Suatu hari Kartini  berbincang-bincang dengan seorang kiyai yang diundang ke kediamannya.

“Kiai, perkenankan saya bertanya bagaimana hukumnya apabila seorang berilmu menyembunyikan ilmunya?”, tanya Kartini.

 Kiai itu tertegun mendengar pertanyaan  Raden Ajeng Kartini. Sang Kiyai makin tertegun ketika Kartini berkata:

” Kenapa para Ulama melarang keras penerjemahan dan penafsiran Al-Quran ke dalam bahasa Jawa. Bukankah Al-Quran adalah bimbingan hidup bahagia dan sejahtera bagi manusia?”
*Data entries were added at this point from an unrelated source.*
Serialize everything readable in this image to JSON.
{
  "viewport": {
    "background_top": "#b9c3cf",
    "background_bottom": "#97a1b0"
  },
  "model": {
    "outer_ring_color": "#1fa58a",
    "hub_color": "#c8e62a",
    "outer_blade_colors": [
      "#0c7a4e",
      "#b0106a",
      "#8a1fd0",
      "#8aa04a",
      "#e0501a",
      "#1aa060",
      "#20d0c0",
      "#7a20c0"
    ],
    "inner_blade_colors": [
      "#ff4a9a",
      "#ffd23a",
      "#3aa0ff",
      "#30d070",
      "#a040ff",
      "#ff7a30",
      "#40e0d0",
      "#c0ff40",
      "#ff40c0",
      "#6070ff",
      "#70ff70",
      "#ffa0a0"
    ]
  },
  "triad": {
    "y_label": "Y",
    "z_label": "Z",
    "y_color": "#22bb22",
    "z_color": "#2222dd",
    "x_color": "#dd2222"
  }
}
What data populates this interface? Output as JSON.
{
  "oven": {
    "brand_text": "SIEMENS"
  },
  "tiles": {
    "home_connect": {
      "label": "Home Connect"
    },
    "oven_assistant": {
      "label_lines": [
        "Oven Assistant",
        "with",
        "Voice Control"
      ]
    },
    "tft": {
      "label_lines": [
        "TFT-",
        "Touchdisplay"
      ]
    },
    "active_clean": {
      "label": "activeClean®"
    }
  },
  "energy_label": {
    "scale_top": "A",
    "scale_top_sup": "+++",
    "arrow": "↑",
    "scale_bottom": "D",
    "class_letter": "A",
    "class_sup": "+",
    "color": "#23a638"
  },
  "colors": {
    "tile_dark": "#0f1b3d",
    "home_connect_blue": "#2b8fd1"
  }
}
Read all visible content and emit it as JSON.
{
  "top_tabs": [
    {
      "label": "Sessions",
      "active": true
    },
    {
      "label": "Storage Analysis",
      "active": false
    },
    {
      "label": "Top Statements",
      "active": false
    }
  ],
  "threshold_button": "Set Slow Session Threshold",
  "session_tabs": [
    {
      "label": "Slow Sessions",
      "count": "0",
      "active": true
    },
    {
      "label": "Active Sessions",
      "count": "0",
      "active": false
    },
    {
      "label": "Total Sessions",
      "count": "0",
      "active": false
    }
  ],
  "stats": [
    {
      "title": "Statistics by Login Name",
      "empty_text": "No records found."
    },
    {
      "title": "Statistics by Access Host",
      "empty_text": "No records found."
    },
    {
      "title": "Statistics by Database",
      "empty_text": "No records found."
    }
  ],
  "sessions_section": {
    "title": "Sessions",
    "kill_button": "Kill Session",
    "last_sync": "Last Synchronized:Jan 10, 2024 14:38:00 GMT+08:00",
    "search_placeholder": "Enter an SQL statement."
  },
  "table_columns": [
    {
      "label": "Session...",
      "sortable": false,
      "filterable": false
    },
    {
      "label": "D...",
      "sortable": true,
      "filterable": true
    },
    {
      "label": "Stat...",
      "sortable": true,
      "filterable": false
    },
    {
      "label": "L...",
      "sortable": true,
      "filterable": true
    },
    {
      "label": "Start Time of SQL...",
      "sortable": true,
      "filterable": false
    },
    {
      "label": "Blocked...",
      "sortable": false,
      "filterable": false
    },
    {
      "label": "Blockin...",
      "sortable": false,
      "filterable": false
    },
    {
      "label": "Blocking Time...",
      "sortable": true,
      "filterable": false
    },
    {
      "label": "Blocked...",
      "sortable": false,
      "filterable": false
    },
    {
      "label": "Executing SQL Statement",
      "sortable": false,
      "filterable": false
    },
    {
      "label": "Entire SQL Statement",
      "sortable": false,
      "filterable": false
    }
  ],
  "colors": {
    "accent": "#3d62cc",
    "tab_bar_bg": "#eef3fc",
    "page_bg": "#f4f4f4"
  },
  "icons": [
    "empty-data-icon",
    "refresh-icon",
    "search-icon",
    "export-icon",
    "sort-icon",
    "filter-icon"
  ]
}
Percakapan ini telah mengetarkan Kiaim sehingga menggugah untuk melakukan pekerjaan besar, yaitu menafsirkan Al-Quran ke dalam bahasa Jawa.

Sejak itu, Kartini melakukan perjalanan transformasi spiritualnya, ia bertekad untuk memperbaiki citra Islam yang kerap dalam ruang perdebatan kala itu. Bahkan, Kartini kembali mengirim surat-surat kepada teman-temannya dengan banyak mengulang “Dari gelap menuju cahaya” dalam bahasa Belanda Door Duisternis Toot Lict. Kalimat ini merupakan pemikiran Kartini dari serapan makna Q.S. Al-Baqarah ayat 257, yaitu “Orang-orang yang dibimbinng Allah dari gelap menuju cahaya (iman)”.